Die Kosten einer prädiktiven Gendiagnostik eines gesunden Versicherten stellen keine medizinisch notwendige Heilbehandlung im Sinne des § 192 Abs. 1 VVG dar und sind somit nicht erstattungsfähig. Der Versicherte kann nach einem Urteil des Landgerichts Stuttgart nicht erwarten, dass grenzenlos alle, nicht im Zusammenhang mit einer Erkrankung stehenden Untersuchungen seines Körpers vom Leistungsumfang der Krankenversicherung erfasst sind.
Die Klägerin begehrt als Vertragspartnerin der beklagten Versicherungsgesellschaft aus einem 1998 abgeschlossenen Krankenversicherungsvertrag die Erstattung eines Rechnungsbetrages aus dem Juni 2011 für die Durchführung einer prädiktiven Gendiagnostik. Die Klägerin hatte aufgrund von früheren Erkrankungen Familienangehöriger die Sorge, dass bei ihr das genetische Risiko einer Kanziomerkrankung erhöht sei. Die Parteien sind übereinstimmend der Meinung, dass es sich bei der prädiktiven Gendiagnostik weder um eine medizinisch notwendige Heilbehandlung, noch um eine ambulante Vorsorgeuntersuchung zur Früherkennung von Krankheiten nach gesetzlich eingeführten Programmen im Sinne des § 192 Abs. 1 VVG und des § 1 Abs. 2 der in den Vertrag einbezogenen AVB handelt. Die Klägerin steht indes abweichend von der Beklagten auf dem Rechtsstandpunkt, dass die prädiktive Gendiagnostik dennoch Gegenstand des gesetzlichen und vertraglichen Leistungsumfanges der privaten Krankenversicherung nach § 192 Abs. 1 VVG, § 1 Abs. 2 AVB sei.

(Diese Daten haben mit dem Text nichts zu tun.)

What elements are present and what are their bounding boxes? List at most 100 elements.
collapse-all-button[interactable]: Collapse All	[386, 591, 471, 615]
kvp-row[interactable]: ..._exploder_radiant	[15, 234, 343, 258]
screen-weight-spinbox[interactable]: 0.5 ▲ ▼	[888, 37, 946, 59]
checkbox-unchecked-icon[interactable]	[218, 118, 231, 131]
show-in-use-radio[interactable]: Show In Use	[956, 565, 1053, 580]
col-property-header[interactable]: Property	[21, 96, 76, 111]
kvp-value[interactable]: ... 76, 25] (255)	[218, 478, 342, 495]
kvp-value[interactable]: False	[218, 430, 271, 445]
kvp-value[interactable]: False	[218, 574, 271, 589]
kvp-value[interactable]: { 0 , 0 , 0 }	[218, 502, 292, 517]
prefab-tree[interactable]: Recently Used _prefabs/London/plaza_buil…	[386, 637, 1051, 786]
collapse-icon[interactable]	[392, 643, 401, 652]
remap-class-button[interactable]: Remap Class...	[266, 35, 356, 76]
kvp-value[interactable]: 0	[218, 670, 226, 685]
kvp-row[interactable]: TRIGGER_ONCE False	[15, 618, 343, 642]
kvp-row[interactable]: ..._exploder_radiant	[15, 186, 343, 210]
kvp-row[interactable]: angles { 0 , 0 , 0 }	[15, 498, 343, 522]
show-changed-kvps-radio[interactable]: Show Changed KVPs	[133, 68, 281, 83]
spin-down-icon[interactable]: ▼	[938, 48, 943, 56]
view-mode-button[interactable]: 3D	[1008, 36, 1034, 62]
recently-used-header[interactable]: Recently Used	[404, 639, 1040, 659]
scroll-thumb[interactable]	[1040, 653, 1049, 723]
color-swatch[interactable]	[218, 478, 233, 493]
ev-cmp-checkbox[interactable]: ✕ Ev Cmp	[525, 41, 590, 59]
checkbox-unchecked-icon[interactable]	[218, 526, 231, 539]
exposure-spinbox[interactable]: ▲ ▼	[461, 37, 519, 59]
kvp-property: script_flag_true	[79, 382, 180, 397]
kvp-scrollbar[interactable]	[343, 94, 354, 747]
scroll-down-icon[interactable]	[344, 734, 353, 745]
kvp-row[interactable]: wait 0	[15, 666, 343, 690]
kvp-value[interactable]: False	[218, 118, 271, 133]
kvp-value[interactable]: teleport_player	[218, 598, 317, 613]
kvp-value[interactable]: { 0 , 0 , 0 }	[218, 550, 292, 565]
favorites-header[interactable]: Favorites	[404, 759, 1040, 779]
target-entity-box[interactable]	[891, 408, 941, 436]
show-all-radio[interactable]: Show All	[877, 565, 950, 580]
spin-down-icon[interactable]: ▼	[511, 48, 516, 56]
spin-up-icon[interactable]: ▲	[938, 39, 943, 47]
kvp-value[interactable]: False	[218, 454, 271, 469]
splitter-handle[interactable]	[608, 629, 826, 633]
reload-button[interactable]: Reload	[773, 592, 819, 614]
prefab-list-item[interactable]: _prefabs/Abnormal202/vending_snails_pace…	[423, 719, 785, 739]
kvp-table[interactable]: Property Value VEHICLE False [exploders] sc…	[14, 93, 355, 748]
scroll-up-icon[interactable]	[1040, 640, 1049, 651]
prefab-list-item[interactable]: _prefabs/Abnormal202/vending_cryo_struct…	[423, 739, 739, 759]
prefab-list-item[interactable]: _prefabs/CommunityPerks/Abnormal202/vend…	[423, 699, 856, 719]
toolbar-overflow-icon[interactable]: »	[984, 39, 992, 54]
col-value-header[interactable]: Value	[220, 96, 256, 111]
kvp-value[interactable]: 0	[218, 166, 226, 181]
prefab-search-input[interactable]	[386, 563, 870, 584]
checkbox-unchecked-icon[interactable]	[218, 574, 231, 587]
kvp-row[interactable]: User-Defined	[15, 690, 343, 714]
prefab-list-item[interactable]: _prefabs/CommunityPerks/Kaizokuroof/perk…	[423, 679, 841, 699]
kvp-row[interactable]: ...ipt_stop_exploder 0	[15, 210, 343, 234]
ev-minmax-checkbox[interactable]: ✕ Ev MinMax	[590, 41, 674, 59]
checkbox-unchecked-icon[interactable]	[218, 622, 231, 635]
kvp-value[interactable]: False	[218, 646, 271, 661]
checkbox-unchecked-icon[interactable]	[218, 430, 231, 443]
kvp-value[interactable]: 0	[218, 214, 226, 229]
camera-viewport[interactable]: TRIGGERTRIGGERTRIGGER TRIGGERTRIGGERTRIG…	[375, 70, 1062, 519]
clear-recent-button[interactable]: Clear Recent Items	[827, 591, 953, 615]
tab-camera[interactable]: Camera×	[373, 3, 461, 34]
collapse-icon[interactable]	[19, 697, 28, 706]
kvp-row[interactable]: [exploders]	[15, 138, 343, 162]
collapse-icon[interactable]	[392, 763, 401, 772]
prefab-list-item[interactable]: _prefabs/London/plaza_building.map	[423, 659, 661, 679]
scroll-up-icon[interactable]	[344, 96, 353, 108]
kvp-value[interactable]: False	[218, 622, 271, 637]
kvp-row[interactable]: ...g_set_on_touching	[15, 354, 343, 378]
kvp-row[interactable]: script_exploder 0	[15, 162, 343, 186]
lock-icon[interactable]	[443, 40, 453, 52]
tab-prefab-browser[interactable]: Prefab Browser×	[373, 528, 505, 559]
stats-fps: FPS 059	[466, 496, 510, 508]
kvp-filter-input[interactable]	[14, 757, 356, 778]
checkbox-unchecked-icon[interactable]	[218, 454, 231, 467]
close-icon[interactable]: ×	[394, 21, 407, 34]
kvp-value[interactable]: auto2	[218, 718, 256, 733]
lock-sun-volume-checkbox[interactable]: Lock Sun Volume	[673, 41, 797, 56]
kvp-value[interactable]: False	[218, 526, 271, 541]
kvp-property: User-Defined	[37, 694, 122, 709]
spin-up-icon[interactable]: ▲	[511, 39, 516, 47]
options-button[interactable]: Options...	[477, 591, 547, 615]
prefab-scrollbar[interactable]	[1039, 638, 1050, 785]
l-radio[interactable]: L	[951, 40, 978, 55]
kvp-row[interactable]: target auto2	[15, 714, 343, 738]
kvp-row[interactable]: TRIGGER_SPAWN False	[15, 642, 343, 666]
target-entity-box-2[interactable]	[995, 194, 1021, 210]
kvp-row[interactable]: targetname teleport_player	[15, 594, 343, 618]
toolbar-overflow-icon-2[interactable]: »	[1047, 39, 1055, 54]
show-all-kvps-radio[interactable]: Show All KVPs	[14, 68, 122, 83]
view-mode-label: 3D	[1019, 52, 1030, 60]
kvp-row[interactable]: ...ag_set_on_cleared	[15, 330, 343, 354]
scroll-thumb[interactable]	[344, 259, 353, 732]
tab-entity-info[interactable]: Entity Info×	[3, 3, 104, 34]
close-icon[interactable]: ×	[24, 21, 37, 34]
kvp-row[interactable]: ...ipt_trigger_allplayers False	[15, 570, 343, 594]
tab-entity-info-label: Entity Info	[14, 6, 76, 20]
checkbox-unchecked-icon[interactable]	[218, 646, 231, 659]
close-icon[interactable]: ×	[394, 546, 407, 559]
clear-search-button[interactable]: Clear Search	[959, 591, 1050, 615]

Nach Auffassung des LG Stuttgart steht der Klägerin kein Anspruch auf Erstattung des Rechungsbeitrages zu, da die prädiktive Gendiagnostik als Untersuchung eines gesunden Menschen keine medizinisch notwendige Heilbehandlung im Sinne des § 192 Abs. 1 VVG darstellt. Die Vorschrift enthalte auch keine planwidrige Regelungslücke, die durch richterliche Rechtsfortbildung geschlossen werden müsse. Der Wortlaut des § 192 Abs. 1 VVG sei eindeutig, die prädiktive Gendiagnostik sei nicht erfasst. Die prädiktive Gendiagnostik habe das Ziel der positiven oder negativen Einschätzung eines genetisch erhöhten Erkrankungsrisikos. Eine solche Untersuchung werde gerade dann vorgenommen, wenn die Erkrankung noch nicht vorliegt. Eine medizinisch notwendige Heilbehandlung setze aber begrifflich eine Erkrankung voraus. Die Klägerin dagegen sei nicht krank gewesen und habe einer Heilbehandlung nicht bedurft.
Ob eine prädiktive Gendiagnostik in Zukunft Bestandteil des gesetzlichen Leistungsumfangs des § 192 Abs. 1 VVG werden soll, sei eine rechtspolitische Frage. Dementsprechend sei die medizinische und versicherungswirtschaftliche Fachdiskussion zu Nutzen und Kosten der prädiktiven Gendiagnostik auch keine der richterlichen Rechtsfortbildung, sondern vielmehr eine der Rechtspolitik.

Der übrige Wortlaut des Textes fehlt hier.